Grauburgunder - eine ungewöhnlich dunkle Weissweinsorte
Weissweinsorte mit dunkler Beerenhaut

Von einem Kaufmann namens Johann Seger Ruland dürften die italienischen Winzer freilich kaum je gehört haben. Wie sollten sie auch, lebte der Mann doch vor langer Zeit in Speyer, fand einst in einem gekauften Stück Garten zwei unbekannte Reben, kelterte deren Ertrag und sprang im Kreise. Als „süss und lieblich“ ging der 1711er aus dem Hause Ruland in die Annalen ein.

Flugs vermehrte der Mann die Neuentdeckung und setzte einen Trend. Vor allem in guten Weinjahren und mit ein paar edelfaulen Beeren ergab der Ruländer alias Grauburgunder zuverlässig schmackhafte, süffige, oft nicht ganz trockene Weine, die sich deutlich verschieden von seinen Verwandten Weiss- und Spätburgunder präsentierten.

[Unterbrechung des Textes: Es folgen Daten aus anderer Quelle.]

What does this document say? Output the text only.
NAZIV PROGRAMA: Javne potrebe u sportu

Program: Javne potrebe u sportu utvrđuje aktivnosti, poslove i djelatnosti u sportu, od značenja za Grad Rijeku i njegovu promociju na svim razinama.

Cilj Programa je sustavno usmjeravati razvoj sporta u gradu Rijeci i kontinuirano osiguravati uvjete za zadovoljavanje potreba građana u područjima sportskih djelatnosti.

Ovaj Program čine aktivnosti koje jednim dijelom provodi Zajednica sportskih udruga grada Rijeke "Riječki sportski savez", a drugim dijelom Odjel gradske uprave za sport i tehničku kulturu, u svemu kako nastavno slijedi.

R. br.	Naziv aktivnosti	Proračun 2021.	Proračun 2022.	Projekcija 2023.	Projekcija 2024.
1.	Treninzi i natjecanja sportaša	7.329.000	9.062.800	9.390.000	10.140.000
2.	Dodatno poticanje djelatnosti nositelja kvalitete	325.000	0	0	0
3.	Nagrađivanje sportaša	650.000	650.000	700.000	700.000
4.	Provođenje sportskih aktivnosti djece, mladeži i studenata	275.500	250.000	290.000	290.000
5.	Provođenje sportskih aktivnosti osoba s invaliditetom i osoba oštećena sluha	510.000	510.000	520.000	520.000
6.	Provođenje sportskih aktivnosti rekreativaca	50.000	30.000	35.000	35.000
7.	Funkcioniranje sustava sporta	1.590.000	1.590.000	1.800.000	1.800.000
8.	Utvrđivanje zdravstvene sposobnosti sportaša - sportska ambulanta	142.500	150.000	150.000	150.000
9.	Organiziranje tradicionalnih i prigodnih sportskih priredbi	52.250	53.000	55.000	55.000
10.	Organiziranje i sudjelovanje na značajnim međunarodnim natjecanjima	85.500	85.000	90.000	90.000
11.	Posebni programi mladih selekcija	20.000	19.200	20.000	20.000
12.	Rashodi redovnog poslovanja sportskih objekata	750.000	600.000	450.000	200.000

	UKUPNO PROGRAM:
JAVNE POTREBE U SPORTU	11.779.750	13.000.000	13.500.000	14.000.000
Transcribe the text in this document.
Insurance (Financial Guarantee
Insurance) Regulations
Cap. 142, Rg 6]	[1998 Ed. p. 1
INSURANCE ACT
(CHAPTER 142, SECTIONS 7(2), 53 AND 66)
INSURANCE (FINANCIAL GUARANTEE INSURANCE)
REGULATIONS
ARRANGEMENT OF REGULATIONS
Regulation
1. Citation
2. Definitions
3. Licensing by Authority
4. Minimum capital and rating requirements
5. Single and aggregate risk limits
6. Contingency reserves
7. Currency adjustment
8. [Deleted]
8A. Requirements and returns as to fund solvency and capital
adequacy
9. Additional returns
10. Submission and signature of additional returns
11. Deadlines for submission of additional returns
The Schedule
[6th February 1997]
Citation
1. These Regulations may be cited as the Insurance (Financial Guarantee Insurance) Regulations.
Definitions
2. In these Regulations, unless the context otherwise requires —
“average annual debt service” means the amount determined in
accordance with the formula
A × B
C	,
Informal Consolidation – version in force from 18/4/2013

Dass der Ruländer eigentlich nichts weiter als eine Mutation des Spätburgunders mit rötlich-grauer, für eine Weissweinsorte auffällig dunkler Beerenhaut ist, entzog sich Rulands Wissen. Ebenso wie der Ort, von dem aus sie in seinen Speyerer Garten gebracht worden war: aus Burgund, der Champagne, Österreich?

Tokay aus Tokaj?

Vielleicht hatte sich auch jemand im Elsass ein paar Zweige abgeschnitten. Dort wurde Grauburgunder als Tokay d’Alsace oder Tokajer berühmt, man vermutete einen Ursprung in Ungarn. Ein elsässischer Feldherr soll sie dort aufgesammelt und auf seinem Heimweg als Beute aus der Ferne präsentiert haben.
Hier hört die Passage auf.